To guide kids through the story-creation process, we opted for a conversational UI that allowed for a variety of age-appropriate user inputs.

Focus

This conversational UI can be shown or hidden to allow for focus on a playful back and forth with a character or the text artifact.

Other applications

Using the patterns and systems established in Choice Texts, eSpark was able to launch Choice Math, Themed Choice texts, Decodable Readers, eSpark Writing, and Genre-based Choice Texts in the same year. It has transformed eSpark’s curriculum offering with new content and subjects

Side-by-side view

We improved on the quizzing interface by having the conversational UI side by side with the story. This interface will allow for students to interact directly with the text as they respond to reading and/or writing prompts.

Generating Millions of Safe, Kid-Friendly Images

Generating one great image is easy. Generating millions of them for classrooms—safe, age-appropriate, unbiased, non-creepy, and affordable—is not.

Early prototypes that fed stories directly into image models produced inconsistent characters, strange artifacts, unpredictable safety issues, and rising costs as volume grew.
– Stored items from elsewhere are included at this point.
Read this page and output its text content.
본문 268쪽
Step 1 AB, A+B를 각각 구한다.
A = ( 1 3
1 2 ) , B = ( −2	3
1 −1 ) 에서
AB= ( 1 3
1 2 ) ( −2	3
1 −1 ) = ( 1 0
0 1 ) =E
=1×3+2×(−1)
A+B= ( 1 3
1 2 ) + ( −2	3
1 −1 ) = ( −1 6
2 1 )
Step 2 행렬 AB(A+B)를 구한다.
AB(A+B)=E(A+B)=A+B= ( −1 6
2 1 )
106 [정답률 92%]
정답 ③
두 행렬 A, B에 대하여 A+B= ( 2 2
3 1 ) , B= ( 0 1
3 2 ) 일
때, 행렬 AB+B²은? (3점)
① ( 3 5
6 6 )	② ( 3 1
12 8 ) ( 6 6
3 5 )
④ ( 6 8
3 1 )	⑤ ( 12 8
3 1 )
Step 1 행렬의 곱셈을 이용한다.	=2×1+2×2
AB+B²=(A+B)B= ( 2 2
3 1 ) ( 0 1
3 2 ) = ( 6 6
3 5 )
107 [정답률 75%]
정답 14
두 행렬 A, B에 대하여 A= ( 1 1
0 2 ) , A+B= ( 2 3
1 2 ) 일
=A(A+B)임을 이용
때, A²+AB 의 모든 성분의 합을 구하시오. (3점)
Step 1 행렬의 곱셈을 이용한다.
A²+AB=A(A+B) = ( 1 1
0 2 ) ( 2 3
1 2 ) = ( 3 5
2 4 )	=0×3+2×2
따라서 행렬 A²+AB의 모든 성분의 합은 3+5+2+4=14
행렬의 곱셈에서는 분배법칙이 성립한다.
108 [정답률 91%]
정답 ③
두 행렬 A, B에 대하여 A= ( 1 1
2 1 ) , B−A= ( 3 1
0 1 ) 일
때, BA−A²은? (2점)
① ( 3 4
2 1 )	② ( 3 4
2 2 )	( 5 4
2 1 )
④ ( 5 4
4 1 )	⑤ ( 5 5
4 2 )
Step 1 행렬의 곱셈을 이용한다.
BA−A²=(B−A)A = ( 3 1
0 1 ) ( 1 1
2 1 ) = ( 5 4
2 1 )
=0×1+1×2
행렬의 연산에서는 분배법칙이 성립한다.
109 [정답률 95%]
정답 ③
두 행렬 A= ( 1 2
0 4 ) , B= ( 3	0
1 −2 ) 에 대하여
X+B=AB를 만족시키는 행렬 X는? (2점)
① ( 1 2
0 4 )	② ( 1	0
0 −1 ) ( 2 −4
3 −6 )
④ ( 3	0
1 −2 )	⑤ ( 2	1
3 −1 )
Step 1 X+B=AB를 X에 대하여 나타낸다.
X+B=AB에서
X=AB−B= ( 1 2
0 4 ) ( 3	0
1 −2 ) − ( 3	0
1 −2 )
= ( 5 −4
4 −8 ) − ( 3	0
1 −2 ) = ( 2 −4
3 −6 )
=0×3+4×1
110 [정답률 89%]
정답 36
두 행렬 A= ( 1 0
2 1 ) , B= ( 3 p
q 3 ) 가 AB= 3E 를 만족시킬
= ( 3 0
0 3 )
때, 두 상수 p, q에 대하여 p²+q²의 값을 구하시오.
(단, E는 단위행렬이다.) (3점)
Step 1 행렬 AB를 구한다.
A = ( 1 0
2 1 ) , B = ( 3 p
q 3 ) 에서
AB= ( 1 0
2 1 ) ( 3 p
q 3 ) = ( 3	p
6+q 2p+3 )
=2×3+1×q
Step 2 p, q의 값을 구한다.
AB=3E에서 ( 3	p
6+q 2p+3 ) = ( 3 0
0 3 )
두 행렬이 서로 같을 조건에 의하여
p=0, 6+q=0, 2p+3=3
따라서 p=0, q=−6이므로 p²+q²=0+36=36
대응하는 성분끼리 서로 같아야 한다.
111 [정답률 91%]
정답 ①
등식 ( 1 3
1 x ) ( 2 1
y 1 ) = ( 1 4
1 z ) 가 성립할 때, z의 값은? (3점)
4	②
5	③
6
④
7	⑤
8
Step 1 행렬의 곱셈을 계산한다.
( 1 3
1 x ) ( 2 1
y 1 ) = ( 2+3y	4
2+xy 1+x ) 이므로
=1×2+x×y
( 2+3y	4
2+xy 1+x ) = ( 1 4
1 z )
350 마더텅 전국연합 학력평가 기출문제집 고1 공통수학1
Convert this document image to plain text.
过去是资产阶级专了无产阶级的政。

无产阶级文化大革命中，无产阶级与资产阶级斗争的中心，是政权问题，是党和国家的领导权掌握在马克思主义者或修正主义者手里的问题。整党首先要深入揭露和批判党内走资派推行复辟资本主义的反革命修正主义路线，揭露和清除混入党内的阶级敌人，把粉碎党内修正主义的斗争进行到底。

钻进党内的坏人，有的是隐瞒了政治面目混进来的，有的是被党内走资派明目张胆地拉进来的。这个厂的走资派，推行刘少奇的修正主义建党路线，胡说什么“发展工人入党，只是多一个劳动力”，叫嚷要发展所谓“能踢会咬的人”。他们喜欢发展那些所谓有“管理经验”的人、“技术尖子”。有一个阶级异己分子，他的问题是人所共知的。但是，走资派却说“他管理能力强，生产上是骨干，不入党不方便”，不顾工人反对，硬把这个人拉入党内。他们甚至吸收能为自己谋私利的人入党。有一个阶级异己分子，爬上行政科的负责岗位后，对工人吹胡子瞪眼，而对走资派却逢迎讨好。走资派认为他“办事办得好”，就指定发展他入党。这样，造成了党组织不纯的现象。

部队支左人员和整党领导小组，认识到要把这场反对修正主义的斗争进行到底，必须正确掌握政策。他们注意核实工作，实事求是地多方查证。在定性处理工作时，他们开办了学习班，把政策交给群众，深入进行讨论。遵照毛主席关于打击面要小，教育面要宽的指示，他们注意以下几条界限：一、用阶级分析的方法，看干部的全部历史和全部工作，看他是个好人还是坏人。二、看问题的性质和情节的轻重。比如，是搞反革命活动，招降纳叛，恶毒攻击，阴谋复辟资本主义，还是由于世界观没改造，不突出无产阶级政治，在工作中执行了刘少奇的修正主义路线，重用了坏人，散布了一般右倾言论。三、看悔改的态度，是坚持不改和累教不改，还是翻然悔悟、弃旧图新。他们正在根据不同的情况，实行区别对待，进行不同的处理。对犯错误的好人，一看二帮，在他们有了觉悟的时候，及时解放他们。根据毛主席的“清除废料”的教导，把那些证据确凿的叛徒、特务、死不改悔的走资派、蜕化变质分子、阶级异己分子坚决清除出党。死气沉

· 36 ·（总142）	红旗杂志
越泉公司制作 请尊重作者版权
I solved this by designing a two-step pipeline. First, OpenAI produces a precisely structured, safety-constrained image prompt based on the student’s story. Then that cleaned prompt is sent to Leonardo.ai, which renders a consistent, kid-friendly illustration. This reduced artifacts, stabilized style, lowered per-image cost, and enabled Choice Texts to scale to millions of reliable, classroom-safe images.

Read more about the process here: Article: eSpark Learning Brings Personalized Learning to Life Through Leonardo’s Image Generation API

Translating student engagement into outcomes

9 Million+

Stories created

97%

student rating

+23%

NWEA scores

  • So far 1 million students created over 9 million unique, illustrated stories.

  • Choice Texts are the highest rated activity type in eSpark’s Curriculum

  • An internal study showed that students with a high exposure to Choice Texts scored 23% higher on 3rd party assessments.

Seeing my most reluctant readers engaged [...] reading and talking about their stories, is fantastic!